Perhaps you see it differently, but I don't think there were attacks on you and don't believe most people would think so, either. At least in the cases I've seen, both ones that I have and have not been involved in, 1. nobody even addressed you directly and 2. your comments (i.e. "you suck") seemed to come out of nowhere.
You seem to be assuming that your perception is objective reality. Like, after you feel attacked or belittled by somebody, you assume that they were trying to attack or belittle you. Or that they were talking to you at all, which doesn't seem to be the case from what I've seen. You also said to moody,
pizzabeak said:
I don't ever recalling offending you
But it's not about whether or not you remember saying something that you'd consider offensive to moody, or whether you saw moody visible express offense (I get the impression that he/she is fairly passive, anyways). All he/she is saying is that (okay, imma just go with he, whatever) he found some of the things you said to be rude, which isn't something you would know without him telling you so.

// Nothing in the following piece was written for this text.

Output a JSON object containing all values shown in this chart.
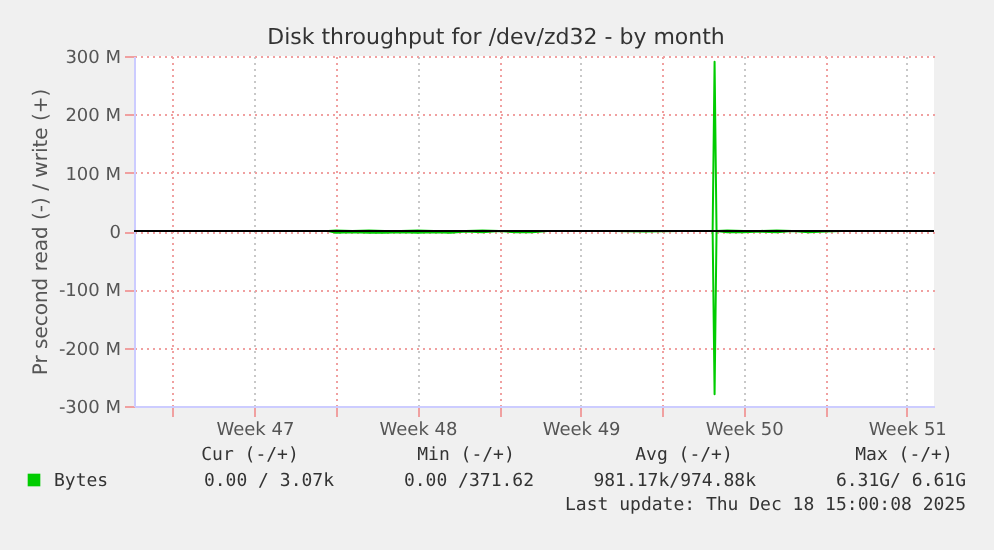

You also seem to think that things have to do with you when they don't. Like, your signature? How do you know that people are acting "differently" than you or than the majority because they want to assert superiority over you? What if it has nothing to do with you? I'm not just bringing this up out of the void, though; it seems like the sentiment in your signature was precisely why you decided I was trying to put on airs over you (my thread on the #3). I was not.
Having different tastes or interests than the majority isn't always an attempt to assert superiority over other people. Being different than you isn't always an attempt to threaten you.

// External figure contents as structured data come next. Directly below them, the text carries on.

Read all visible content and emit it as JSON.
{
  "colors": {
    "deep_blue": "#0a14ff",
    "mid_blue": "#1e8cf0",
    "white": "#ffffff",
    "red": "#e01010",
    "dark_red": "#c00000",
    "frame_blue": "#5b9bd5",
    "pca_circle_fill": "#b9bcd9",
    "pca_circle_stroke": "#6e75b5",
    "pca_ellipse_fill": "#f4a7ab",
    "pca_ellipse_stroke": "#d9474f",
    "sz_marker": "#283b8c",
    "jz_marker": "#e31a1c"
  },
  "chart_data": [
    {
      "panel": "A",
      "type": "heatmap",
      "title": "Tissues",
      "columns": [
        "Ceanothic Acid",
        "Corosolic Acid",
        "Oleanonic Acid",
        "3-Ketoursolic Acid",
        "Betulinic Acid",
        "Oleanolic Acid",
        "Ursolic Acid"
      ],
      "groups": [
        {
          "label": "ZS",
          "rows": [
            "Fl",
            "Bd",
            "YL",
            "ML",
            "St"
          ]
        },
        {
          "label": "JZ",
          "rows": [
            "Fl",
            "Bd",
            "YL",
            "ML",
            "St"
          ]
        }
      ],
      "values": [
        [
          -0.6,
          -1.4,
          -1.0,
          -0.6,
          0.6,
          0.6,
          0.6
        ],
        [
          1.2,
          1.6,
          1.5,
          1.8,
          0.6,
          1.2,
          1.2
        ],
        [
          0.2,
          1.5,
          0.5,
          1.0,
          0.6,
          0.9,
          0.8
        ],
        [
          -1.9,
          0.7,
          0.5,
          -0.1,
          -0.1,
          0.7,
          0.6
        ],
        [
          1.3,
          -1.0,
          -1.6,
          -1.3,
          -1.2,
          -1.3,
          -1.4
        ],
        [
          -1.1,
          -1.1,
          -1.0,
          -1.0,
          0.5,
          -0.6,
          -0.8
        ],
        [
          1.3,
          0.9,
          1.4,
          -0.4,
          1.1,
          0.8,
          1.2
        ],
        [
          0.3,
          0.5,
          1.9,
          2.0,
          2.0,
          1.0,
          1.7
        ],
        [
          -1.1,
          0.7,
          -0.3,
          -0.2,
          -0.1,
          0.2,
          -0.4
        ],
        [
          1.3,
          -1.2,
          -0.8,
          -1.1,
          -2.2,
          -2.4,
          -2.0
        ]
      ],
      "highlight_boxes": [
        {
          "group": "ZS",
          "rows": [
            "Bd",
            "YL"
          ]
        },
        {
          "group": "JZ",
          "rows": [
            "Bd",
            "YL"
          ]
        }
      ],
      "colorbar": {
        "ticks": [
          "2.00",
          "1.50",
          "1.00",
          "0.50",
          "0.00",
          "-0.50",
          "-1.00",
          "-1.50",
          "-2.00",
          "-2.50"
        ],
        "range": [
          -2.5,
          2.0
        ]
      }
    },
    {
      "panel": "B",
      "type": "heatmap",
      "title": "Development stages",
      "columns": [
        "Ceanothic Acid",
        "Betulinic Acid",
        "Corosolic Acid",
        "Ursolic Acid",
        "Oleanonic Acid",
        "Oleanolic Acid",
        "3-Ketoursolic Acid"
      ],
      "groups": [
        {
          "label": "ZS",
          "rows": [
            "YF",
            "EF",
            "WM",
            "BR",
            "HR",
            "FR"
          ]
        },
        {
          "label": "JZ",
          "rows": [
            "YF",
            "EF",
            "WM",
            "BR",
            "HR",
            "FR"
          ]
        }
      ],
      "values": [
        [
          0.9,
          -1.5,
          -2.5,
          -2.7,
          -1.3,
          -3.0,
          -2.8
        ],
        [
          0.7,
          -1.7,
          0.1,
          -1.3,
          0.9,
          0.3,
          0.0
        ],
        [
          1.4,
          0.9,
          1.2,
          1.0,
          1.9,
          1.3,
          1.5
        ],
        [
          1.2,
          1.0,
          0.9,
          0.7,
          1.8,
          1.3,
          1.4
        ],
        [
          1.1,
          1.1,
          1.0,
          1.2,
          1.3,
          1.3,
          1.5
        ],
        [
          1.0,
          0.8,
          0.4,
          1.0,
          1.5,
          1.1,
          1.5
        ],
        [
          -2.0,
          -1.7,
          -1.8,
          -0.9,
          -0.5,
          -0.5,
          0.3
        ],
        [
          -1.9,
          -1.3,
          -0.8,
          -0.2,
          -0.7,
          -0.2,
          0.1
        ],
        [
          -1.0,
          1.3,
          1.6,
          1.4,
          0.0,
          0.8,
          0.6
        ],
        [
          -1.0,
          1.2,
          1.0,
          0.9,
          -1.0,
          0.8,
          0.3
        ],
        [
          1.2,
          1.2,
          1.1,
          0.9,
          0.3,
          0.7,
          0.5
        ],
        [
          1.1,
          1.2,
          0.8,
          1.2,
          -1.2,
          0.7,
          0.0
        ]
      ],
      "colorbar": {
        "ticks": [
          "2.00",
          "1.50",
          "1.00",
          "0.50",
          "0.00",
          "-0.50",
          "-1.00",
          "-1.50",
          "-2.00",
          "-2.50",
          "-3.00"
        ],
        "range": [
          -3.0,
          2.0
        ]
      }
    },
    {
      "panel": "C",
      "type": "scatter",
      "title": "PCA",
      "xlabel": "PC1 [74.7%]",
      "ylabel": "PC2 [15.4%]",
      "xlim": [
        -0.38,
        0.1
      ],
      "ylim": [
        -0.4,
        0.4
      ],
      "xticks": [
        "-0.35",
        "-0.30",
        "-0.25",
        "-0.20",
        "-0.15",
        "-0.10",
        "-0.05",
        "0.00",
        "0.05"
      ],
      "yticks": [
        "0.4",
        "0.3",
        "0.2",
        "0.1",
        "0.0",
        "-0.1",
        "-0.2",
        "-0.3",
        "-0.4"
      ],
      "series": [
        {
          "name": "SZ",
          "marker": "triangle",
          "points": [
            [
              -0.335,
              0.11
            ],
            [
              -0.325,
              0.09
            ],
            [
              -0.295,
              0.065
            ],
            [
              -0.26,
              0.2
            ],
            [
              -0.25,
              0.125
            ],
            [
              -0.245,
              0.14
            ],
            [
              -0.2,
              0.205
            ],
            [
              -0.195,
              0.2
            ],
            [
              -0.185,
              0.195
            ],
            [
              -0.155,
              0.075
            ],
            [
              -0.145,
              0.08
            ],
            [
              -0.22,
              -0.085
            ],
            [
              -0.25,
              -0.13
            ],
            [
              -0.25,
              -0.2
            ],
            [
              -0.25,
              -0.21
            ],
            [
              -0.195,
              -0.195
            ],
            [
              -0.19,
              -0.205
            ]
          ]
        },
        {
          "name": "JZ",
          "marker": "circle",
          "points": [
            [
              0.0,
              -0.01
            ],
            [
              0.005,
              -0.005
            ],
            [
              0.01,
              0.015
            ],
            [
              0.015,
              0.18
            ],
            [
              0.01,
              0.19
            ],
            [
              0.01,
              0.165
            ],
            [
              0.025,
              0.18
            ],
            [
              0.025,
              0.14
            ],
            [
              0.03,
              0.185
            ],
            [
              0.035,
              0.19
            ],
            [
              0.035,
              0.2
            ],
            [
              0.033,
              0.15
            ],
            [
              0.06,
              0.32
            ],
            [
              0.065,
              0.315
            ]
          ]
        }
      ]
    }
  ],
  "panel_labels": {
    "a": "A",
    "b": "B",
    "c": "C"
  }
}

Tangentially, I think it's worth pointing out that you said you wanted to listen to and discuss people's interesting thoughts, but also disdained "excessive intellectualism" that you consider impractical. So, what, if somebody is interesting in something that doesn't appeal to you, that's not practical enough for you, it's too overly intellectual? It's an attempt to make you feel dumb? Again, other people are different from you and might be legitimately interested in things you're not. They're not trying to start a fight with you, and it's kind of self-centered to think it's all about you like that.
One distinction to make between your behavior and that of the people you're "retaliating" against. You're assuming things are targeted at you, whereas the things you say are undeniably targeted at people i.e. typing @ and a user's name before directly insulting them.). People get upset and rebut your insults, and you have no response, which makes you feel more shown up.
My suggested solution is that you try to keep things in perspective. Don't assume people are like you, don't assume people are doing things with you in mind. Actually, assumptions in general are something to be wary of. It's like when a friend doesn't text you back and you assume they must be mad at you, but it turns out they were just busy. It can be hard to remember that the latter is more likely true, but it's a lot better for your emotional health if you do so.